From 5dd6f761dc9cb22ddd26a98e96dbc838b4a16f8a Mon Sep 17 00:00:00 2001
From: Abhey Rana <abhey.mnnit@gmail.com>
Date: Mon, 23 Jan 2023 19:32:26 +0530
Subject: [PATCH 4/6] Markdownn liniting fixes

---
 phoenix5-spark3/README.md | 65 +++++++++++++++++++++++++++------------
 1 file changed, 46 insertions(+), 19 deletions(-)

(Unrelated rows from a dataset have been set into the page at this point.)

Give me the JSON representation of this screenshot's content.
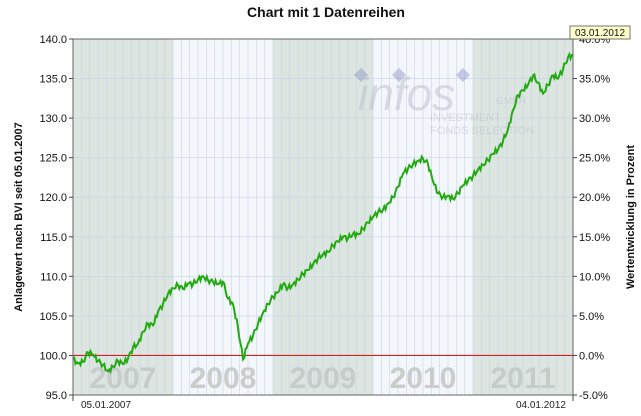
{
  "chart_data": {
    "type": "line",
    "title": "Chart mit 1 Datenreihen",
    "ylabel_left": "Anlagewert nach BVI seit 05.01.2007",
    "ylabel_right": "Wertentwicklung in Prozent",
    "ylim_left": [
      95.0,
      140.0
    ],
    "ylim_right": [
      -5.0,
      40.0
    ],
    "left_ticks": [
      "95.0",
      "100.0",
      "105.0",
      "110.0",
      "115.0",
      "120.0",
      "125.0",
      "130.0",
      "135.0",
      "140.0"
    ],
    "right_ticks": [
      "-5.0%",
      "0.0%",
      "5.0%",
      "10.0%",
      "15.0%",
      "20.0%",
      "25.0%",
      "30.0%",
      "35.0%",
      "40.0%"
    ],
    "x_start_label": "05.01.2007",
    "x_end_label": "04.01.2012",
    "end_date_marker": "03.01.2012",
    "year_labels": [
      "2007",
      "2008",
      "2009",
      "2010",
      "2011"
    ],
    "baseline_value": 100.0,
    "grid": true,
    "line_color": "#22aa11",
    "baseline_color": "#cc2222",
    "band_dark": "#dde5e0",
    "band_light": "#f3f7fc",
    "series": [
      {
        "x": [
          0,
          0.01,
          0.02,
          0.03,
          0.04,
          0.05,
          0.06,
          0.07,
          0.08,
          0.09,
          0.1,
          0.11,
          0.12,
          0.13,
          0.14,
          0.15,
          0.16,
          0.17,
          0.18,
          0.19,
          0.2,
          0.21,
          0.22,
          0.23,
          0.24,
          0.25,
          0.26,
          0.27,
          0.28,
          0.29,
          0.3,
          0.31,
          0.32,
          0.33,
          0.34,
          0.35,
          0.36,
          0.37,
          0.38,
          0.39,
          0.4,
          0.41,
          0.42,
          0.43,
          0.44,
          0.45,
          0.46,
          0.47,
          0.48,
          0.49,
          0.5,
          0.51,
          0.52,
          0.53,
          0.54,
          0.55,
          0.56,
          0.57,
          0.58,
          0.59,
          0.6,
          0.61,
          0.62,
          0.63,
          0.64,
          0.65,
          0.66,
          0.67,
          0.68,
          0.69,
          0.7,
          0.71,
          0.72,
          0.73,
          0.74,
          0.75,
          0.76,
          0.77,
          0.78,
          0.79,
          0.8,
          0.81,
          0.82,
          0.83,
          0.84,
          0.85,
          0.86,
          0.87,
          0.88,
          0.89,
          0.9,
          0.91,
          0.92,
          0.93,
          0.94,
          0.95,
          0.96,
          0.97,
          0.98,
          0.99,
          1.0
        ],
        "values": [
          99.5,
          99.0,
          99.2,
          100.4,
          100.1,
          99.3,
          98.8,
          98.0,
          98.6,
          99.3,
          98.9,
          99.6,
          101.0,
          101.5,
          103.0,
          104.0,
          103.8,
          105.5,
          106.5,
          107.8,
          108.5,
          108.9,
          108.4,
          109.1,
          109.0,
          109.6,
          110.0,
          109.5,
          109.3,
          109.0,
          109.3,
          107.2,
          106.5,
          103.5,
          99.5,
          101.5,
          102.5,
          104.0,
          105.4,
          106.5,
          107.4,
          108.0,
          109.0,
          108.5,
          109.0,
          109.6,
          110.3,
          110.8,
          111.5,
          112.3,
          112.8,
          113.1,
          113.9,
          114.4,
          115.0,
          114.8,
          115.4,
          115.3,
          116.0,
          116.8,
          117.5,
          118.1,
          118.4,
          119.2,
          120.0,
          121.3,
          123.0,
          123.6,
          124.2,
          124.6,
          124.9,
          124.2,
          122.0,
          120.5,
          120.0,
          120.2,
          119.8,
          120.5,
          121.5,
          122.1,
          122.7,
          123.5,
          124.1,
          124.7,
          125.5,
          126.0,
          127.1,
          128.6,
          131.0,
          132.9,
          133.5,
          134.2,
          135.4,
          134.5,
          133.1,
          134.2,
          135.4,
          135.0,
          136.2,
          137.7,
          138.0
        ]
      }
    ]
  }
}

diff --git a/phoenix5-spark3/README.md b/phoenix5-spark3/README.md
index 90ba3b7d..84dd8707 100644
--- a/phoenix5-spark3/README.md
+++ b/phoenix5-spark3/README.md
@@ -14,17 +14,23 @@ WITHOUT WARRANTIES OR CONDITIONS OF ANY KIND, either express or implied.
 See the License for the specific language governing permissions and
 limitations under the License.
 -->
+# Phoenix5-Spark3 Connector
 
-The phoenix5-spark3 plugin extends Phoenix's MapReduce support to allow Spark to load Phoenix tables as DataFrames,
-and enables persisting DataFrames back to Phoenix.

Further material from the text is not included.